The gunfire suddenly stopped, and all was eerily silent. Someone was on top of her, and when he released her, she didn’t move, didn’t want to see. From a distance she heard Reno’s voice, talking to his grandfather in frantic Japanese.
If she just stayed like this, she wouldn’t have to see, she told herself. The guns had stopped—no one was likely to shoot her at this point. If she didn’t move…
“Get up,” Taka said, and the sound of his voice was enough of a surprise that she lifted her head. “We need to get the hell out of here.”
The room looked like a scene out of Hamlet. Bodies were everywhere, staining the deep white carpet with dark pools of blood. She let Taka pull her to her feet, looking for Reno amid the carnage.
He was kneeling by his grandfather, who lay across the leather couch, held in loving arms by the loyal Kobayashi, who had tears streaming down his broad face. The old man’s suit was dark with blood, but there was a peaceful expression on his face, and Reno leaned forward to catch his soft words, nodding and answering just as quietly.
“We need to get out of here, Jilly,” Taka said, impatient. “The rest of Hitomi’s men are on their way—I blocked the elevator but it won’t take them that long to make it up the stairs.”
“But Reno…” she protested.
Reno must have heard her voice. He looked away from his grandfather, into her eyes, and it was the face of a stranger. A dealer of death.
“Take her,” he said.
Taka clamped his hand on her arm, but instead of dragging her away, he took her over to face the dying oyabun. He bowed low, and out of instinct Jilly did, too, her eyes filling with tears.
The old man smiled faintly, and he murmured something, but it was too soft for Jilly to hear or understand, and then Taka was pulling her away, and there were tears running down his face, her cool, emotionless brother-in-law.
And then she didn’t have time to think, or to cry, or even to breathe, as Taka dragged her through the back of the room, out into a darkened corridor.

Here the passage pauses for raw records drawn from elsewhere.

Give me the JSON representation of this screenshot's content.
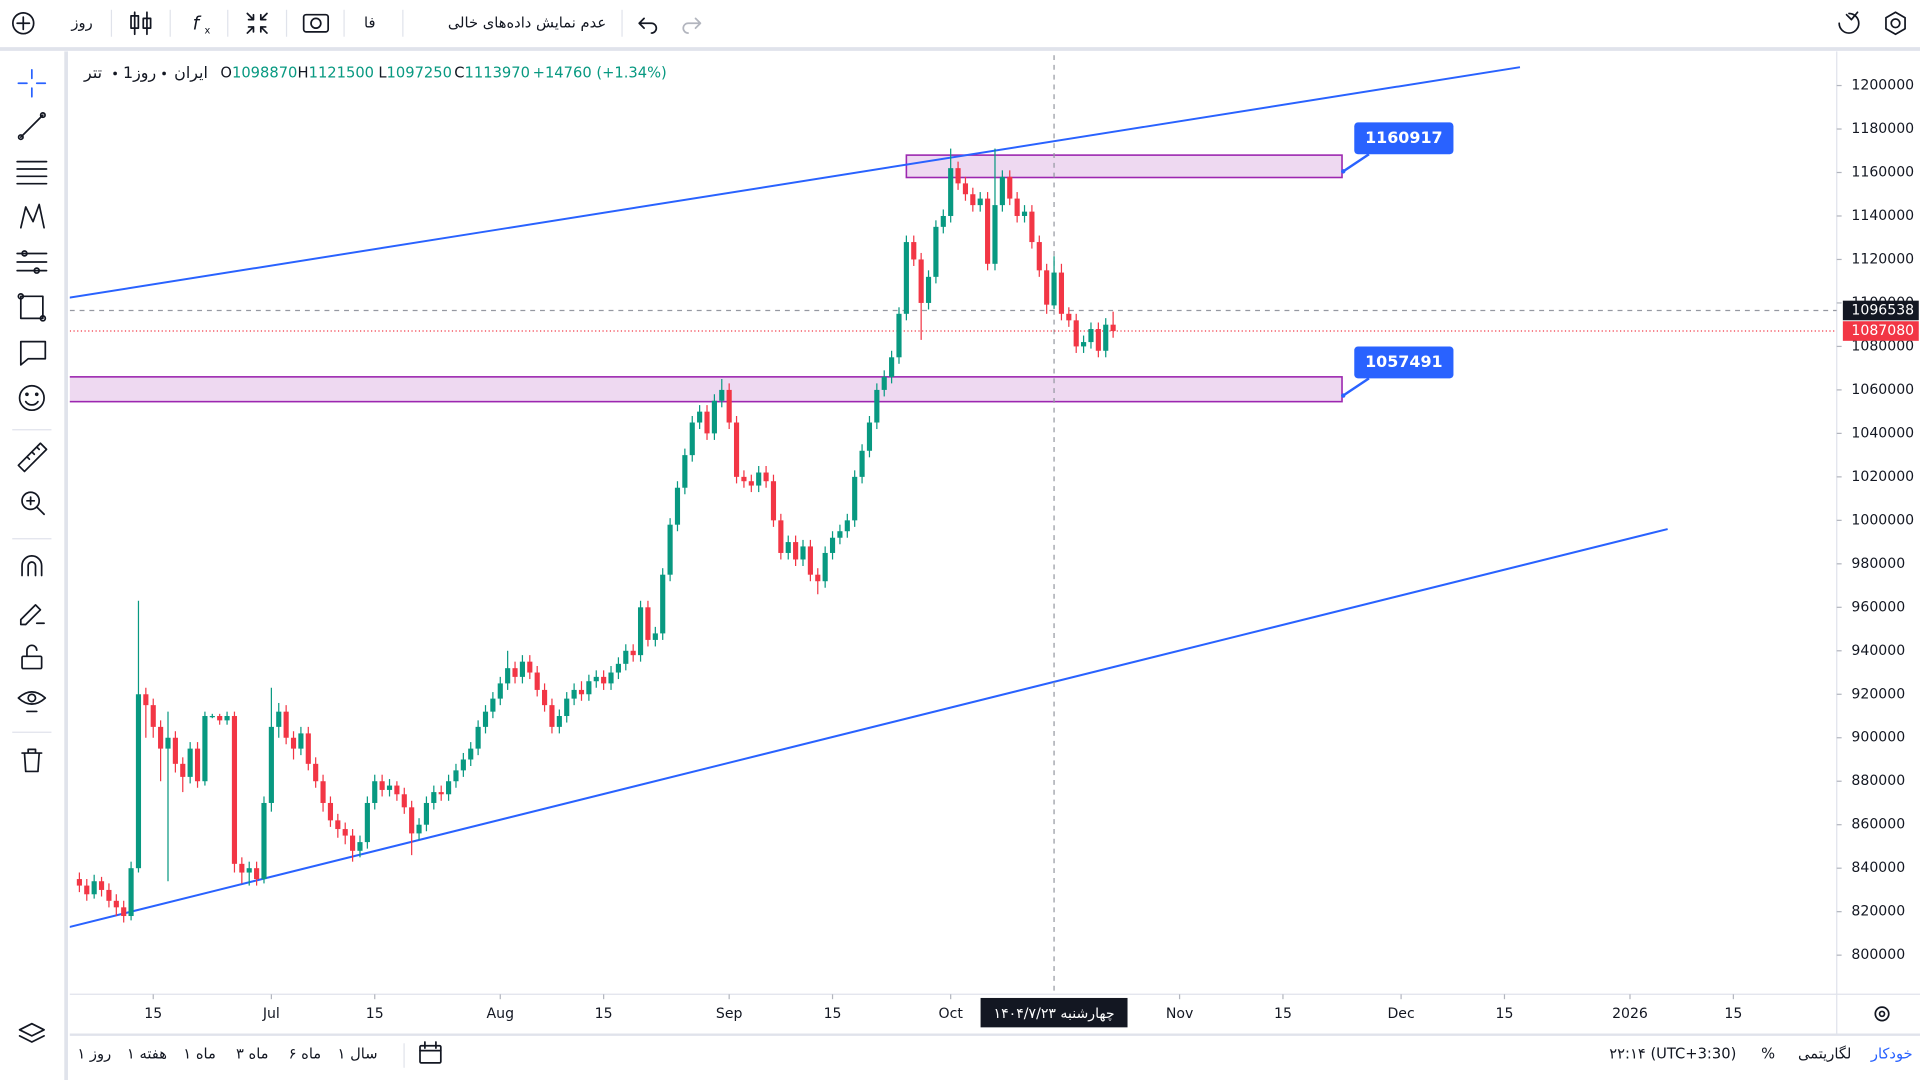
{
  "toolbar": {
    "interval": "روز",
    "language": "فا",
    "empty_data": "عدم نمایش داده‌های خالی"
  },
  "header": {
    "symbol": "تتر",
    "interval": "1روز",
    "exchange": "ایران",
    "ohlc_labels": [
      "O",
      "H",
      "L",
      "C"
    ],
    "change": "+14760 (+1.34%)"
  },
  "chart_data": {
    "type": "candlestick",
    "up_color": "#089981",
    "down_color": "#f23645",
    "line_color": "#2962ff",
    "box_fill": "rgba(206,147,216,0.35)",
    "box_stroke": "#9c27b0",
    "xlim": [
      2.7,
      242
    ],
    "ylim": [
      782000,
      1214000
    ],
    "xticks": [
      {
        "value": 14,
        "label": "15"
      },
      {
        "value": 30,
        "label": "Jul"
      },
      {
        "value": 44,
        "label": "15"
      },
      {
        "value": 61,
        "label": "Aug"
      },
      {
        "value": 75,
        "label": "15"
      },
      {
        "value": 92,
        "label": "Sep"
      },
      {
        "value": 106,
        "label": "15"
      },
      {
        "value": 122,
        "label": "Oct"
      },
      {
        "value": 153,
        "label": "Nov"
      },
      {
        "value": 167,
        "label": "15"
      },
      {
        "value": 183,
        "label": "Dec"
      },
      {
        "value": 197,
        "label": "15"
      },
      {
        "value": 214,
        "label": "2026"
      },
      {
        "value": 228,
        "label": "15"
      }
    ],
    "yticks": [
      800000,
      820000,
      840000,
      860000,
      880000,
      900000,
      920000,
      940000,
      960000,
      980000,
      1000000,
      1020000,
      1040000,
      1060000,
      1080000,
      1100000,
      1120000,
      1140000,
      1160000,
      1180000,
      1200000
    ],
    "x": [
      4,
      5,
      6,
      7,
      8,
      9,
      10,
      11,
      12,
      13,
      14,
      15,
      16,
      17,
      18,
      19,
      20,
      21,
      22,
      23,
      24,
      25,
      26,
      27,
      28,
      29,
      30,
      31,
      32,
      33,
      34,
      35,
      36,
      37,
      38,
      39,
      40,
      41,
      42,
      43,
      44,
      45,
      46,
      47,
      48,
      49,
      50,
      51,
      52,
      53,
      54,
      55,
      56,
      57,
      58,
      59,
      60,
      61,
      62,
      63,
      64,
      65,
      66,
      67,
      68,
      69,
      70,
      71,
      72,
      73,
      74,
      75,
      76,
      77,
      78,
      79,
      80,
      81,
      82,
      83,
      84,
      85,
      86,
      87,
      88,
      89,
      90,
      91,
      92,
      93,
      94,
      95,
      96,
      97,
      98,
      99,
      100,
      101,
      102,
      103,
      104,
      105,
      106,
      107,
      108,
      109,
      110,
      111,
      112,
      113,
      114,
      115,
      116,
      117,
      118,
      119,
      120,
      121,
      122,
      123,
      124,
      125,
      126,
      127,
      128,
      129,
      130,
      131,
      132,
      133,
      134,
      135,
      136,
      137,
      138,
      139,
      140,
      141,
      142,
      143,
      144
    ],
    "candles": [
      [
        835000,
        838000,
        829000,
        832000
      ],
      [
        832000,
        835000,
        825000,
        828000
      ],
      [
        828000,
        837000,
        826000,
        834000
      ],
      [
        834000,
        836000,
        827000,
        830000
      ],
      [
        830000,
        833000,
        822000,
        825000
      ],
      [
        825000,
        828000,
        818000,
        822000
      ],
      [
        822000,
        825000,
        815000,
        818000
      ],
      [
        818000,
        843000,
        816000,
        840000
      ],
      [
        840000,
        963000,
        838000,
        920000
      ],
      [
        920000,
        923000,
        900000,
        915000
      ],
      [
        915000,
        918000,
        900000,
        905000
      ],
      [
        905000,
        908000,
        880000,
        895000
      ],
      [
        895000,
        912000,
        834000,
        900000
      ],
      [
        900000,
        903000,
        884000,
        888000
      ],
      [
        888000,
        891000,
        875000,
        882000
      ],
      [
        882000,
        898000,
        879000,
        895000
      ],
      [
        895000,
        898000,
        877000,
        880000
      ],
      [
        880000,
        912000,
        878000,
        910000
      ],
      [
        910000,
        911000,
        909000,
        910000
      ],
      [
        910000,
        911000,
        906000,
        908000
      ],
      [
        908000,
        912000,
        906000,
        910000
      ],
      [
        910000,
        912000,
        838000,
        842000
      ],
      [
        842000,
        845000,
        833000,
        838000
      ],
      [
        838000,
        843000,
        832000,
        840000
      ],
      [
        840000,
        843000,
        832000,
        835000
      ],
      [
        835000,
        873000,
        833000,
        870000
      ],
      [
        870000,
        923000,
        866000,
        905000
      ],
      [
        905000,
        916000,
        900000,
        912000
      ],
      [
        912000,
        915000,
        897000,
        900000
      ],
      [
        900000,
        903000,
        890000,
        895000
      ],
      [
        895000,
        905000,
        892000,
        902000
      ],
      [
        902000,
        905000,
        885000,
        888000
      ],
      [
        888000,
        891000,
        877000,
        880000
      ],
      [
        880000,
        883000,
        866000,
        870000
      ],
      [
        870000,
        873000,
        859000,
        862000
      ],
      [
        862000,
        865000,
        854000,
        858000
      ],
      [
        858000,
        861000,
        851000,
        855000
      ],
      [
        855000,
        858000,
        843000,
        848000
      ],
      [
        848000,
        855000,
        845000,
        852000
      ],
      [
        852000,
        873000,
        849000,
        870000
      ],
      [
        870000,
        883000,
        867000,
        880000
      ],
      [
        880000,
        883000,
        873000,
        876000
      ],
      [
        876000,
        881000,
        873000,
        878000
      ],
      [
        878000,
        880000,
        871000,
        874000
      ],
      [
        874000,
        877000,
        865000,
        868000
      ],
      [
        868000,
        871000,
        846000,
        856000
      ],
      [
        856000,
        863000,
        853000,
        860000
      ],
      [
        860000,
        873000,
        857000,
        870000
      ],
      [
        870000,
        878000,
        867000,
        875000
      ],
      [
        875000,
        878000,
        871000,
        874000
      ],
      [
        874000,
        883000,
        871000,
        880000
      ],
      [
        880000,
        888000,
        877000,
        885000
      ],
      [
        885000,
        893000,
        882000,
        890000
      ],
      [
        890000,
        898000,
        887000,
        895000
      ],
      [
        895000,
        908000,
        892000,
        905000
      ],
      [
        905000,
        915000,
        902000,
        912000
      ],
      [
        912000,
        921000,
        909000,
        918000
      ],
      [
        918000,
        928000,
        915000,
        925000
      ],
      [
        925000,
        940000,
        922000,
        932000
      ],
      [
        932000,
        935000,
        925000,
        928000
      ],
      [
        928000,
        938000,
        925000,
        935000
      ],
      [
        935000,
        938000,
        927000,
        930000
      ],
      [
        930000,
        933000,
        919000,
        922000
      ],
      [
        922000,
        925000,
        912000,
        915000
      ],
      [
        915000,
        918000,
        902000,
        905000
      ],
      [
        905000,
        913000,
        902000,
        910000
      ],
      [
        910000,
        921000,
        907000,
        918000
      ],
      [
        918000,
        925000,
        915000,
        922000
      ],
      [
        922000,
        926000,
        917000,
        920000
      ],
      [
        920000,
        929000,
        917000,
        926000
      ],
      [
        926000,
        931000,
        923000,
        928000
      ],
      [
        928000,
        931000,
        922000,
        925000
      ],
      [
        925000,
        933000,
        922000,
        930000
      ],
      [
        930000,
        937000,
        927000,
        934000
      ],
      [
        934000,
        943000,
        931000,
        940000
      ],
      [
        940000,
        943000,
        935000,
        938000
      ],
      [
        938000,
        963000,
        935000,
        960000
      ],
      [
        960000,
        963000,
        942000,
        945000
      ],
      [
        945000,
        951000,
        942000,
        948000
      ],
      [
        948000,
        978000,
        945000,
        975000
      ],
      [
        975000,
        1001000,
        972000,
        998000
      ],
      [
        998000,
        1018000,
        995000,
        1015000
      ],
      [
        1015000,
        1033000,
        1012000,
        1030000
      ],
      [
        1030000,
        1048000,
        1027000,
        1045000
      ],
      [
        1045000,
        1053000,
        1042000,
        1050000
      ],
      [
        1050000,
        1053000,
        1037000,
        1040000
      ],
      [
        1040000,
        1058000,
        1037000,
        1055000
      ],
      [
        1055000,
        1065000,
        1052000,
        1060000
      ],
      [
        1060000,
        1063000,
        1042000,
        1045000
      ],
      [
        1045000,
        1048000,
        1017000,
        1020000
      ],
      [
        1020000,
        1023000,
        1015000,
        1018000
      ],
      [
        1018000,
        1021000,
        1013000,
        1016000
      ],
      [
        1016000,
        1025000,
        1013000,
        1022000
      ],
      [
        1022000,
        1025000,
        1015000,
        1018000
      ],
      [
        1018000,
        1021000,
        997000,
        1000000
      ],
      [
        1000000,
        1003000,
        982000,
        985000
      ],
      [
        985000,
        993000,
        982000,
        990000
      ],
      [
        990000,
        993000,
        979000,
        982000
      ],
      [
        982000,
        991000,
        979000,
        988000
      ],
      [
        988000,
        991000,
        972000,
        975000
      ],
      [
        975000,
        978000,
        966000,
        972000
      ],
      [
        972000,
        988000,
        969000,
        985000
      ],
      [
        985000,
        995000,
        982000,
        992000
      ],
      [
        992000,
        998000,
        989000,
        995000
      ],
      [
        995000,
        1003000,
        992000,
        1000000
      ],
      [
        1000000,
        1023000,
        997000,
        1020000
      ],
      [
        1020000,
        1035000,
        1017000,
        1032000
      ],
      [
        1032000,
        1048000,
        1029000,
        1045000
      ],
      [
        1045000,
        1063000,
        1042000,
        1060000
      ],
      [
        1060000,
        1069000,
        1057000,
        1066000
      ],
      [
        1066000,
        1078000,
        1063000,
        1075000
      ],
      [
        1075000,
        1098000,
        1072000,
        1095000
      ],
      [
        1095000,
        1131000,
        1092000,
        1128000
      ],
      [
        1128000,
        1131000,
        1117000,
        1120000
      ],
      [
        1120000,
        1123000,
        1083000,
        1100000
      ],
      [
        1100000,
        1115000,
        1097000,
        1112000
      ],
      [
        1112000,
        1138000,
        1109000,
        1135000
      ],
      [
        1135000,
        1143000,
        1132000,
        1140000
      ],
      [
        1140000,
        1171000,
        1137000,
        1162000
      ],
      [
        1162000,
        1165000,
        1152000,
        1155000
      ],
      [
        1155000,
        1158000,
        1147000,
        1150000
      ],
      [
        1150000,
        1153000,
        1142000,
        1145000
      ],
      [
        1145000,
        1151000,
        1142000,
        1148000
      ],
      [
        1148000,
        1151000,
        1115000,
        1118000
      ],
      [
        1118000,
        1171000,
        1115000,
        1145000
      ],
      [
        1145000,
        1161000,
        1142000,
        1158000
      ],
      [
        1158000,
        1161000,
        1145000,
        1148000
      ],
      [
        1148000,
        1151000,
        1137000,
        1140000
      ],
      [
        1140000,
        1145000,
        1137000,
        1142000
      ],
      [
        1142000,
        1145000,
        1125000,
        1128000
      ],
      [
        1128000,
        1131000,
        1112000,
        1115000
      ],
      [
        1115000,
        1118000,
        1095000,
        1099210
      ],
      [
        1098870,
        1121500,
        1097250,
        1113970
      ],
      [
        1113970,
        1118000,
        1092000,
        1095000
      ],
      [
        1095000,
        1098000,
        1089000,
        1092000
      ],
      [
        1092000,
        1095000,
        1077000,
        1080000
      ],
      [
        1080000,
        1085000,
        1077000,
        1082000
      ],
      [
        1082000,
        1091000,
        1079000,
        1088000
      ],
      [
        1088000,
        1091000,
        1075000,
        1078000
      ],
      [
        1078000,
        1093000,
        1075000,
        1090000
      ],
      [
        1090000,
        1096000,
        1084000,
        1087080
      ]
    ],
    "trendlines": [
      {
        "x": [
          0,
          199.1
        ],
        "y": [
          1101000,
          1208450
        ]
      },
      {
        "x": [
          0,
          219.1
        ],
        "y": [
          810700,
          996000
        ]
      }
    ],
    "boxes": [
      {
        "x": [
          116,
          175
        ],
        "y": [
          1157700,
          1168000
        ],
        "label": 1160917
      },
      {
        "x": [
          0,
          175
        ],
        "y": [
          1054600,
          1066000
        ],
        "label": 1057491
      }
    ],
    "crosshair": {
      "x": 136,
      "y": 1096538,
      "date_label": "چهارشنبه ۱۴۰۴/۷/۲۳"
    },
    "last_price": 1087080
  },
  "footer": {
    "ranges": [
      "۱ روز",
      "۱ هفته",
      "۱ ماه",
      "۳ ماه",
      "۶ ماه",
      "۱ سال"
    ],
    "time": "۲۲:۱۴ (UTC+3:30)",
    "percent": "%",
    "log": "لگاریتمی",
    "auto": "خودکار"
  }
}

She didn’t waste her time arguing. She could smell the chemical odor of gasoline and something else, and she knew, even without asking, what was going to happen. There was no pulling away from Taka’s iron grip, and when they reached the bottom of the endless flights of stairs and crashed out into the bright winter dawn light, she collapsed in the dirty, packed snow.

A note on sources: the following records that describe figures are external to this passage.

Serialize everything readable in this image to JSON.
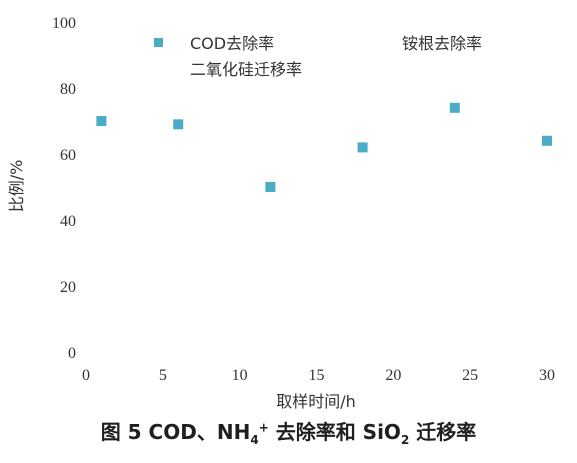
{
  "chart_data": {
    "type": "scatter",
    "ylabel": "比例/%",
    "xlabel": "取样时间/h",
    "xlim": [
      0,
      30
    ],
    "ylim": [
      0,
      100
    ],
    "x_ticks": [
      0,
      5,
      10,
      15,
      20,
      25,
      30
    ],
    "y_ticks": [
      0,
      20,
      40,
      60,
      80,
      100
    ],
    "grid": false,
    "legend_position": "top",
    "series": [
      {
        "name": "COD去除率",
        "color": "#4bacc6",
        "marker": "square",
        "x": [
          1,
          6,
          12,
          18,
          24,
          30
        ],
        "y": [
          70,
          69,
          50,
          62,
          74,
          64
        ]
      },
      {
        "name": "铵根去除率",
        "x": [],
        "y": []
      },
      {
        "name": "二氧化硅迁移率",
        "x": [],
        "y": []
      }
    ]
  },
  "caption": {
    "part1": "图 5  COD、NH",
    "sub1": "4",
    "sup1": "+",
    "part2": " 去除率和 SiO",
    "sub2": "2",
    "part3": " 迁移率"
  }
}
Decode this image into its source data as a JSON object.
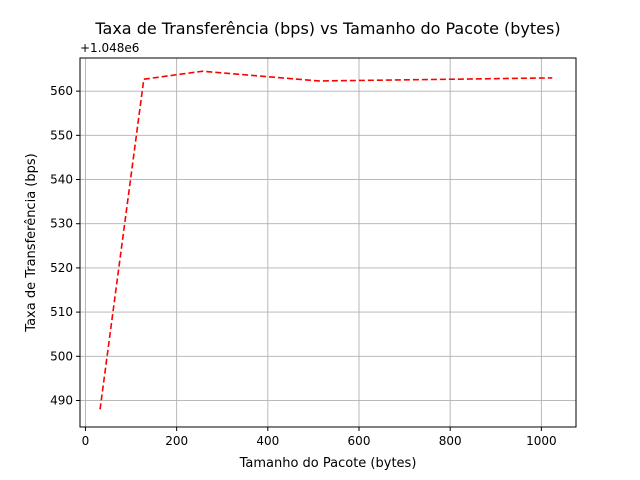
{
  "chart_data": {
    "type": "line",
    "title": "Taxa de Transferência (bps) vs Tamanho do Pacote (bytes)",
    "xlabel": "Tamanho do Pacote (bytes)",
    "ylabel": "Taxa de Transferência (bps)",
    "y_offset_label": "+1.048e6",
    "xlim": [
      -12,
      1076
    ],
    "ylim": [
      484,
      567.5
    ],
    "xticks": [
      0,
      200,
      400,
      600,
      800,
      1000
    ],
    "yticks": [
      490,
      500,
      510,
      520,
      530,
      540,
      550,
      560
    ],
    "grid": true,
    "series": [
      {
        "color": "#ff0000",
        "line_style": "dashed",
        "x": [
          32,
          128,
          256,
          512,
          1024
        ],
        "y": [
          488,
          562.7,
          564.5,
          562.3,
          563
        ]
      }
    ]
  }
}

“Reno…?” She was gasping for breath. “You left him behind!”
“Summer would kill me if anything happened to you,” Taka said, not even winded. “And Reno can take care of himself. We’ve got to keep moving. The place is going to blow. Uncle had charges set all over the place.”
“Why?”
“So there’d be no chance Hitomi’s men would take over the family. Ojiisan’s men were honored to die with him.”
“Not Reno!” She scrambled to her feet, ready to race back to the building, but Taka caught her easily.
“Reno can take care of himself,” he said again. “In the meantime, you need to get the hell out of here. There are going to be a lot of questions, and I don’t want you around to answer them.”
“Please, Taka,” she begged as he dragged her away from the building. “Let’s just go back and make certain.”
“You’ll forget all this,” Taka said. “This was just a short nightmare
that’s no part of real life.” There was a small gray car outside on the street, and he pushed her into it. She had no idea whether he’d brought it or stolen it, spur-of-the-moment. All she could see was the compound, the smoke curling out of the upper-floor windows.
They were three blocks away when the explosion hit, so powerful that the car skidded beneath the shock. The streets were almost deserted—Taka didn’t slow down, and his face was grim.
“You can’t just drive away!” she cried.
“Yes, I can.” He didn’t even blink when the fire engines raced past them, heading for the warehouse. His face was set in stone, and if she couldn’t see the marks of tears on his face, she’d have thought he was without feeling.
“What if he dies?” she whispered.
“Reno has nine lives. At most he’s used up six of them.”
“And Ojiisan?”
“He’s gone,” Taka said, his voice flat and emotionless. “You were honored to have even been in his presence.”